Tutorial for HSDatabase 

[Download Tutorial for HSDatabase.pdf]
Iamge Description

Webinars: Using Bioinformatics Tools to Predict, Collect and Visualize the Highly Similar Duplicates in Eukaryotic Genomes

HSDatabase - a database of highly similar duplicate genes in eukaryotic genomes. (http://hsdfinder.com/database/)

 Series 4: How to use the HSDatabase - browse and search?
 Series 5: How to use the HSDatabase - BLAST and KEGG?


There are many features in HSDatabase including, but not limited to the information of HSDs number, gene copy number and gene copy length. The protein function domains and pathway of HSDs are also collected from database of KEGG and InterProScan. What’s more, a BLAST search option is provided for users to conveniently explore potential homologous sequences of interest. The HSDatabase aims to become a useful platform for the prediction and comparative analysis of HSDs in the eukaryotic genomes of different survival environments, which might deepen our insights into the gene duplication mechanisms driving the genome adaptation.

The predicted HSDs will be manually curated before submitting to the HSDatabase.

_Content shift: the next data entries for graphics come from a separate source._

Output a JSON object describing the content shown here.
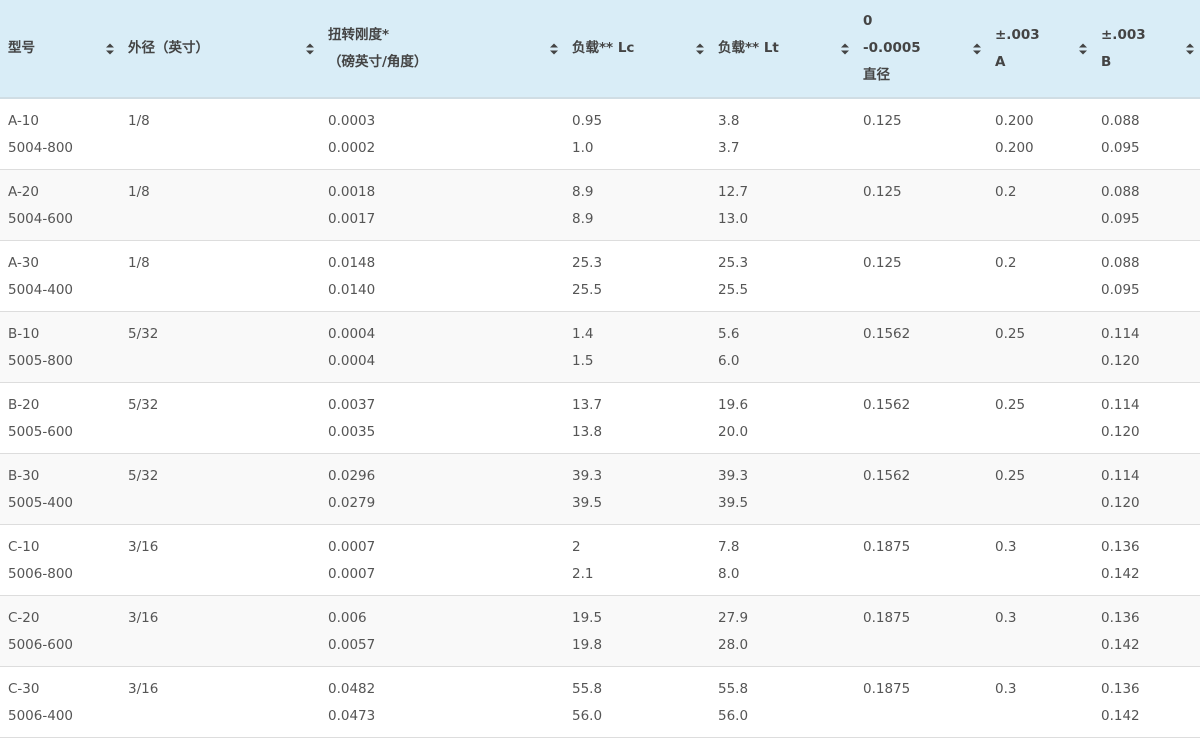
{
  "columns": [
    {
      "lines": [
        "型号"
      ]
    },
    {
      "lines": [
        "外径（英寸）"
      ]
    },
    {
      "lines": [
        "扭转刚度*",
        "（磅英寸/角度）"
      ]
    },
    {
      "lines": [
        "负载** Lc"
      ]
    },
    {
      "lines": [
        "负载** Lt"
      ]
    },
    {
      "lines": [
        "0",
        "-0.0005",
        "直径"
      ]
    },
    {
      "lines": [
        "±.003",
        "A"
      ]
    },
    {
      "lines": [
        "±.003",
        "B"
      ]
    }
  ],
  "sort_icon": "sort-updown-icon",
  "rows": [
    [
      [
        "A-10",
        "5004-800"
      ],
      [
        "1/8"
      ],
      [
        "0.0003",
        "0.0002"
      ],
      [
        "0.95",
        "1.0"
      ],
      [
        "3.8",
        "3.7"
      ],
      [
        "0.125"
      ],
      [
        "0.200",
        "0.200"
      ],
      [
        "0.088",
        "0.095"
      ]
    ],
    [
      [
        "A-20",
        "5004-600"
      ],
      [
        "1/8"
      ],
      [
        "0.0018",
        "0.0017"
      ],
      [
        "8.9",
        "8.9"
      ],
      [
        "12.7",
        "13.0"
      ],
      [
        "0.125"
      ],
      [
        "0.2"
      ],
      [
        "0.088",
        "0.095"
      ]
    ],
    [
      [
        "A-30",
        "5004-400"
      ],
      [
        "1/8"
      ],
      [
        "0.0148",
        "0.0140"
      ],
      [
        "25.3",
        "25.5"
      ],
      [
        "25.3",
        "25.5"
      ],
      [
        "0.125"
      ],
      [
        "0.2"
      ],
      [
        "0.088",
        "0.095"
      ]
    ],
    [
      [
        "B-10",
        "5005-800"
      ],
      [
        "5/32"
      ],
      [
        "0.0004",
        "0.0004"
      ],
      [
        "1.4",
        "1.5"
      ],
      [
        "5.6",
        "6.0"
      ],
      [
        "0.1562"
      ],
      [
        "0.25"
      ],
      [
        "0.114",
        "0.120"
      ]
    ],
    [
      [
        "B-20",
        "5005-600"
      ],
      [
        "5/32"
      ],
      [
        "0.0037",
        "0.0035"
      ],
      [
        "13.7",
        "13.8"
      ],
      [
        "19.6",
        "20.0"
      ],
      [
        "0.1562"
      ],
      [
        "0.25"
      ],
      [
        "0.114",
        "0.120"
      ]
    ],
    [
      [
        "B-30",
        "5005-400"
      ],
      [
        "5/32"
      ],
      [
        "0.0296",
        "0.0279"
      ],
      [
        "39.3",
        "39.5"
      ],
      [
        "39.3",
        "39.5"
      ],
      [
        "0.1562"
      ],
      [
        "0.25"
      ],
      [
        "0.114",
        "0.120"
      ]
    ],
    [
      [
        "C-10",
        "5006-800"
      ],
      [
        "3/16"
      ],
      [
        "0.0007",
        "0.0007"
      ],
      [
        "2",
        "2.1"
      ],
      [
        "7.8",
        "8.0"
      ],
      [
        "0.1875"
      ],
      [
        "0.3"
      ],
      [
        "0.136",
        "0.142"
      ]
    ],
    [
      [
        "C-20",
        "5006-600"
      ],
      [
        "3/16"
      ],
      [
        "0.006",
        "0.0057"
      ],
      [
        "19.5",
        "19.8"
      ],
      [
        "27.9",
        "28.0"
      ],
      [
        "0.1875"
      ],
      [
        "0.3"
      ],
      [
        "0.136",
        "0.142"
      ]
    ],
    [
      [
        "C-30",
        "5006-400"
      ],
      [
        "3/16"
      ],
      [
        "0.0482",
        "0.0473"
      ],
      [
        "55.8",
        "56.0"
      ],
      [
        "55.8",
        "56.0"
      ],
      [
        "0.1875"
      ],
      [
        "0.3"
      ],
      [
        "0.136",
        "0.142"
      ]
    ]
  ],
  "colors": {
    "header_bg": "#d9edf7",
    "stripe_bg": "#f9f9f9",
    "text": "#555555"
  }
}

We filtered possible false positive HSDs with unfit gene copy length and add novel HSDs if necessary, especially, for those satisfy the criteria of near-identical protein lengths (within 10 amino acids and >80% pairwise identities). HSDatabase is built using a relational database (MySQL) allowing rapid retrieval of data and making resource easily maintainable. One entry corresponds to one eukaryote genome. The genomes can be browsed via the categories of plant and animal or the phylogeny for specific genome target. The genome entry is then split into many subcategories of HSDs entries. The database access is via a web interface based on python script and provides various ways to search for HSDs entries, such as organism’s name, HSDs accession number, and gene copy name, etc. HSDatabase can allow users to conveniently BLAST a query to find a homologous match. HSDatabase will be updated timely and the latest version is HSDatabase v1.5.

HSDatabase is a database of categorizing these highly similar duplicate genes (HSDs) in nuclear eukaryotes, which documented total of 117,864 HSDs from 40 eukaryotic species.

The HSDatabase is based on the data provided by the NCBI FTP site. If your species is stored in the FTP site, it will be a helpful to provide us the FTP links to the peptide database. At least, a link to the species information is required. There will be several necessary files before documenting into the database, such as:

  • Peptide sequence will be screened by the script isoform2one to remove redundant alternative splicing transcripts (https://github.com/zx0223winner/isoform2one)
  • All-against-all BLAST result file
  • InterProscan file
  • KEGG file

Although there is no golden rule to distinguish partial duplicates from more complete ones, it is believed that the candidate HSDs turn to have at least less than 50% amino acid length difference and similar function of conserved domains.

To balance the HSDs detection sensitivity and accuracy, we have improved the duplicates genes detection and decreased the “snowball effect” via using a series of combo threshold from 90%_10aa to 90%_100aa and from 50%_10aa to 50%_100aa, which can to some extent balance the HSDs detection sensitivity and accuracy. The combo threshold was selected via using a series of thresholds: E + (D + (C + (B +A))).

  • A = 90%_100aa+(90%_70aa+(90%_50aa+(90%_30aa+90%_10aa)))
  • B = 80%_100aa+(80%_70aa+(80%_50aa+(80%_30aa+80%_10aa)))
  • C = 70%_100aa+(70%_70aa+(70%_50aa+(70%_30aa+70%_10aa)))
  • D = 60%_100aa+(60%_70aa+(60%_50aa+(60%_30aa+60%_10aa)))
  • E = 50%_100aa+(50%_70aa+(50%_50aa+(50%_30aa+50%_10aa)))

The speed of the link to the NCBI genome browser is impacted by the number of genes being viewed, peak Internet hours, and website maintenance. This is true as well for the alignments and %identity data, which uses third-party plugins. We suggest that users open one HSD item at a time. We hope to update the website for speed, etc., as the various third-party tools are improved.

Due to the limitation of the strategy used to collect HSDs, there are some large groups of HSD candidates in the database that likely diverged in function from one another and, thus, are not inducing a gene dosage benefit. In the database, we have labelled these putatively diverged HSD groups as “candidate HSDs” and have added a warning note that users should proceed with caution when working with these datasets.